3. L’instrument d’écriture et de dessin
C’est amusant : même sur un des objets les plus basiques de nos anciennes trousses d’écolier, il y a divergence dans nos appellations régionales. Ainsi, dans le nord et l’ouest de la France, on peut dire « crayon gris » ou « crayon de bois », alors que dans l’est, on va préférer « crayon à papier » ou « crayon de mine ».
Un de mes cousins qui a grandi à Paris (aujourd’hui je l’adore mais à l’époque, qu’est-ce qu’il était con) avait utilisé cet argument dans une de nos disputes à La Bonne Paye : « de toute façon, tu peux pas avoir raison, déjà à Lille vous dites « crayon gris » mais ça veut rien dire, le crayon à papier il peut être peint en rouge ! Y’a que la mine qui est grise ! Et quand vous dites « crayon de bois », ben ça fait homme préhistorique ! »
Saleté de parigot en herbe.
4. L’assemblage de feuilles en matière plastique qui reste ouvert à une extrémité pour accueillir un contenu
Moi je dis un sachet.
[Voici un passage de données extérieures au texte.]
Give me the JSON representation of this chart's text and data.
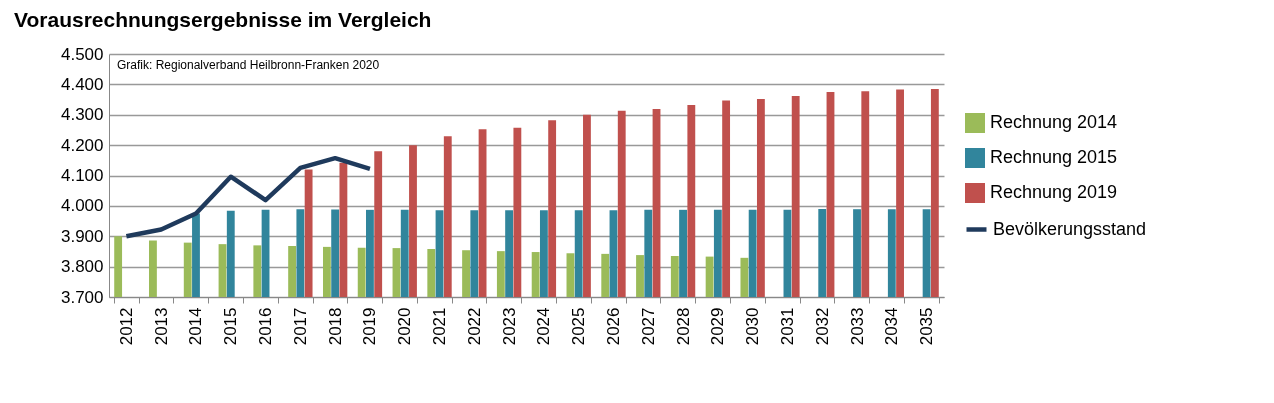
{
  "chart_data": {
    "type": "bar",
    "title": "Vorausrechnungsergebnisse im Vergleich",
    "categories": [
      "2012",
      "2013",
      "2014",
      "2015",
      "2016",
      "2017",
      "2018",
      "2019",
      "2020",
      "2021",
      "2022",
      "2023",
      "2024",
      "2025",
      "2026",
      "2027",
      "2028",
      "2029",
      "2030",
      "2031",
      "2032",
      "2033",
      "2034",
      "2035"
    ],
    "series": [
      {
        "name": "Rechnung 2014",
        "color": "#9bbb59",
        "values": [
          3.9,
          3.886,
          3.879,
          3.874,
          3.87,
          3.868,
          3.865,
          3.862,
          3.861,
          3.858,
          3.854,
          3.851,
          3.848,
          3.844,
          3.842,
          3.838,
          3.835,
          3.833,
          3.829,
          null,
          null,
          null,
          null,
          null
        ]
      },
      {
        "name": "Rechnung 2015",
        "color": "#31859c",
        "values": [
          null,
          null,
          3.975,
          3.984,
          3.987,
          3.989,
          3.988,
          3.987,
          3.987,
          3.986,
          3.986,
          3.986,
          3.986,
          3.986,
          3.986,
          3.987,
          3.987,
          3.987,
          3.987,
          3.987,
          3.99,
          3.989,
          3.989,
          3.989
        ]
      },
      {
        "name": "Rechnung 2019",
        "color": "#c0504d",
        "values": [
          null,
          null,
          null,
          null,
          null,
          4.12,
          4.142,
          4.18,
          4.2,
          4.229,
          4.252,
          4.257,
          4.282,
          4.3,
          4.313,
          4.319,
          4.332,
          4.347,
          4.352,
          4.362,
          4.375,
          4.377,
          4.383,
          4.385
        ]
      },
      {
        "name": "Bevölkerungsstand",
        "type": "line",
        "color": "#1f3a5c",
        "values": [
          3.9,
          3.922,
          3.975,
          4.096,
          4.019,
          4.125,
          4.157,
          4.122,
          null,
          null,
          null,
          null,
          null,
          null,
          null,
          null,
          null,
          null,
          null,
          null,
          null,
          null,
          null,
          null
        ]
      }
    ],
    "ylim": [
      3.7,
      4.5
    ],
    "yticks": [
      {
        "value": 3.7,
        "label": "3.700"
      },
      {
        "value": 3.8,
        "label": "3.800"
      },
      {
        "value": 3.9,
        "label": "3.900"
      },
      {
        "value": 4.0,
        "label": "4.000"
      },
      {
        "value": 4.1,
        "label": "4.100"
      },
      {
        "value": 4.2,
        "label": "4.200"
      },
      {
        "value": 4.3,
        "label": "4.300"
      },
      {
        "value": 4.4,
        "label": "4.400"
      },
      {
        "value": 4.5,
        "label": "4.500"
      }
    ],
    "grid": "y",
    "legend": "right",
    "annotations": [
      "Grafik: Regionalverband Heilbronn-Franken 2020"
    ]
  }
}
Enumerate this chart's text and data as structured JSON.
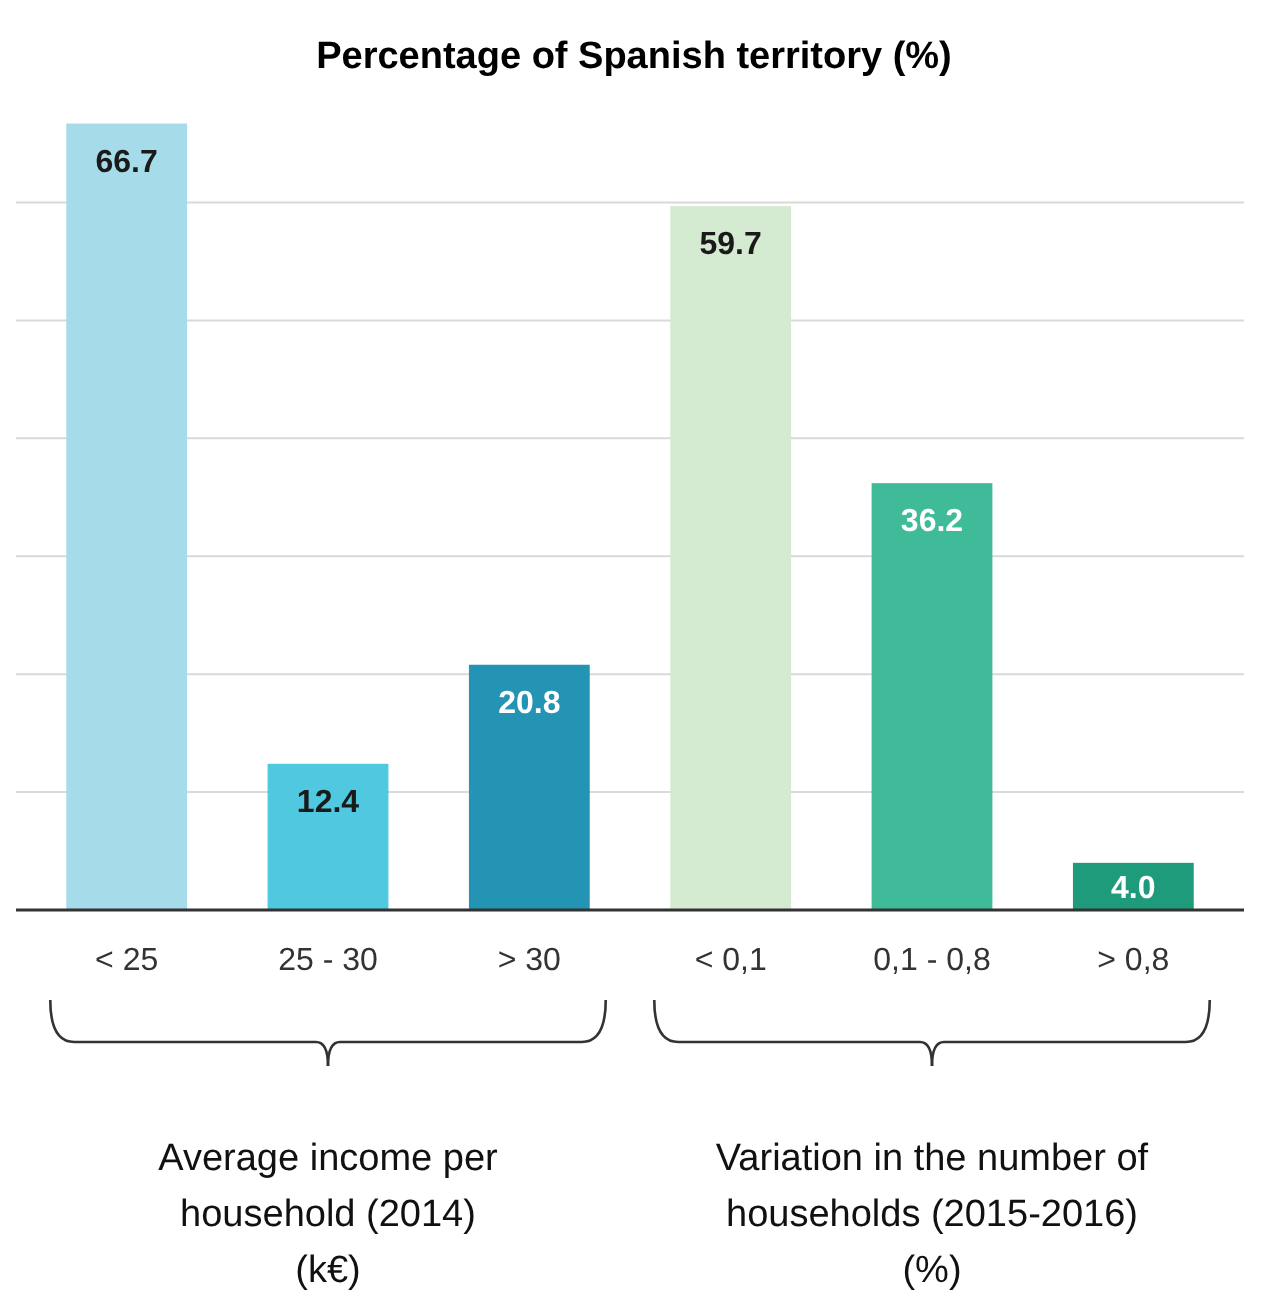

Mes potes du Sud disent « poche ». À Paris, j’ai appris à dire « sac plastique ». Et dans l’ouest du pays, on dit plutôt « pochon ».
La dénomination qui me fait le plus marrer reste « poche ». Quand j’entends « Est-ce que je peux avoir une poche, s’il-vous-plaît ? », j’imagine toujours la caissière sortir une poche de jean décousue : « Tenez ! Vous pourrez toujours y ranger le petit paquet de chewing-gum que vous venez d’acheter, pour vos boîtes de conserve et le kilo de tomates, démerdez vous ! »
Edit : en Franche-Comté et en Lorraine, on dit « cornet », en Bretagne on dit « pochon » et à Marseille, on parle de « nylon » tandis qu’en Roussillon on parle de « bourse ». Youpi !
5. Le morceau de toile grossière et résistante, de forme plus ou moins régulière et d’environ 50 cm de côté, servant à laver les sols à l’eau savonneuse
Bon, moi j’ai toujours dit serpillière, même quand j’ai grandi dans le Nord. Mais à bien y réfléchir, je me souviens bien de la rengaine de ma voisine « c’est toujours moi qui passe la wasssssingue, lô ! »
Apparemment, on peut aussi dire « la since » (dans le grand ouest) et la panosse (en Suisse romande).
« Wassingue » remporte de loin la meilleure dénomination. Peut-être parce que j’associe depuis quelques années ce nom à une danse. En effet, un copain m’avait raconté qu’un de ses amis dansait de façon tellement étrange (le haut du corps fixe, il n’y avait que ses jambes qui bougeaient) qu’il arrivait souvent à leur bande de potes de crier en boîte « hé regardez y’a Rémi qui passe la wassiiiingue ! »
Voilà. Si vous voulez d’autres anecdotes pourries, vous pouvez me contacter jour et nuit en appelant le standard de madmoiZelle et en prononçant distinctement les mots « histoires nulles ».
Et vous, connaissez-vous d’autres mots qui ne se disent pas partout ?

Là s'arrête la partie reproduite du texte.